AFTER all the noise from civil society organisations (CSOs), demanding that the Democratic Progressive Party (DPP) refunds the K13.5 million it got from some parastatals for a party event, it is surprising that the activists have backed down on the demands after meeting the party.
The CSOs have been on DPP’s neck, to the point of pursuing legal action, to compel the party return the funds which belong to Malawians. DPP on the other hand, has been playing their usual defence on any accusation; abusive language, threats and simply looking away and ignoring the plea and advice.
So, to learn that a two-hour meeting between the two parties actually ended up not discussing the issues at all, with the CSO’s only saying it will be handled in another meeting “in the near future” is to say the least, insulting to Malawians. To begin with, this issue did not even warrant a meeting between the two parties; all that is needed is for the DPP to refund the money, and that is what should have been the agenda of the day.
We find it exasperating how the CSOs can bow down to a mere apology from the party on the abusive language it used and walk away believing that a dialogue had been reached or that the party had somehow ‘repented’. DPP is a party whose conscious is long dead; the CSOs should know this better than anyone else, so a mere apology from them does not warrant non-recurrence of a similar abuse of power in future.
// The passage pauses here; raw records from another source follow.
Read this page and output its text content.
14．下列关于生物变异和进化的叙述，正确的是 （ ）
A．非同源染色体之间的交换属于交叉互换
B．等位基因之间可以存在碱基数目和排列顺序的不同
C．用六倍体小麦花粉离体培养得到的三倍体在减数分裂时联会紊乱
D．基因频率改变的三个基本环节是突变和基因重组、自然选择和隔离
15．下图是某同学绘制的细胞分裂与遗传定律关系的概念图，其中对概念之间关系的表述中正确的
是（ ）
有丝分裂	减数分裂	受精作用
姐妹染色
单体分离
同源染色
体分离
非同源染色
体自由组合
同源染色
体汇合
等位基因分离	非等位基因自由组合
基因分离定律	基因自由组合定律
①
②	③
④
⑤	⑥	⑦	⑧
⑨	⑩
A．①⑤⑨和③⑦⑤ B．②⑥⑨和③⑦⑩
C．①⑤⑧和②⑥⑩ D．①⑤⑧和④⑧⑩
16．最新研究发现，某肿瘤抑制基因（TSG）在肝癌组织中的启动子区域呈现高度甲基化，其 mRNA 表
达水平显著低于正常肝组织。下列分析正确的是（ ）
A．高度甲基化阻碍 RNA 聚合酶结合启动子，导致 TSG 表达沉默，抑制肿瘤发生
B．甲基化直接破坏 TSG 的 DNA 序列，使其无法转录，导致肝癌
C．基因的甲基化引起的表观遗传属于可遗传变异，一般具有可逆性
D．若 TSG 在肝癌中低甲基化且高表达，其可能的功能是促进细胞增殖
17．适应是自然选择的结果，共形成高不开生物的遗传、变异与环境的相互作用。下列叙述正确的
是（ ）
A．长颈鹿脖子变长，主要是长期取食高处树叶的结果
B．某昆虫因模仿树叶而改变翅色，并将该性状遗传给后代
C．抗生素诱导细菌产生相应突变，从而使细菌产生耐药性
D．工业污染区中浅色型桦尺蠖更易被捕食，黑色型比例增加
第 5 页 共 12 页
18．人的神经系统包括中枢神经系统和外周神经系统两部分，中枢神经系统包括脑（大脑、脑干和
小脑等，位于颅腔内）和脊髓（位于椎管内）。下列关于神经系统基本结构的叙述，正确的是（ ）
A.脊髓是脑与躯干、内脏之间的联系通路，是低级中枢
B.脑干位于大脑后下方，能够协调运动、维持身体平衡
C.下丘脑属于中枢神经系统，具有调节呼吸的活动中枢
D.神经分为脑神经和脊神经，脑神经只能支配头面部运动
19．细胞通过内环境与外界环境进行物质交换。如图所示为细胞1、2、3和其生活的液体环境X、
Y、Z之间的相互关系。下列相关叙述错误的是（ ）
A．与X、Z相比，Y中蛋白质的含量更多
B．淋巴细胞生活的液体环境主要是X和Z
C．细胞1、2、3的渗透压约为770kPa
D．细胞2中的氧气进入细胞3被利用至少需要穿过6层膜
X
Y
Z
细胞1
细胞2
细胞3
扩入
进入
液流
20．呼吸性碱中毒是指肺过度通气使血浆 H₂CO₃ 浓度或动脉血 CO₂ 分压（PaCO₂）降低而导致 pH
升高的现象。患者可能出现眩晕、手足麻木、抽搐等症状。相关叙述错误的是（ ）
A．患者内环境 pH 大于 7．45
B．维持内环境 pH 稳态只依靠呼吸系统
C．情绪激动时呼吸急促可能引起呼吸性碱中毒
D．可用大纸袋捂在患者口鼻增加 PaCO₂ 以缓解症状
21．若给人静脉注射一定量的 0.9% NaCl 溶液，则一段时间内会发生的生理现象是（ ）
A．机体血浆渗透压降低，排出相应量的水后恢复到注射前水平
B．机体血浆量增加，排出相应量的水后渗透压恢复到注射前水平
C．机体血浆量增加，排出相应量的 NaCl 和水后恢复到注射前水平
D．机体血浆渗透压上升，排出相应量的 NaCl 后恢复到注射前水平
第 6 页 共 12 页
CSOs claim to work in the interest of Malawians but such warm reactions to crucial governance malpractice, especially after meeting the culprits, make us question their motives. If indeed their interests lie in the citizenry and not selfish gains, what did they discuss with DPP for a whole two hours which produced no resolution? Malawians know what they want from this debate; a full refund of their hard-earned money meant to service them. Anything less than this is unacceptable.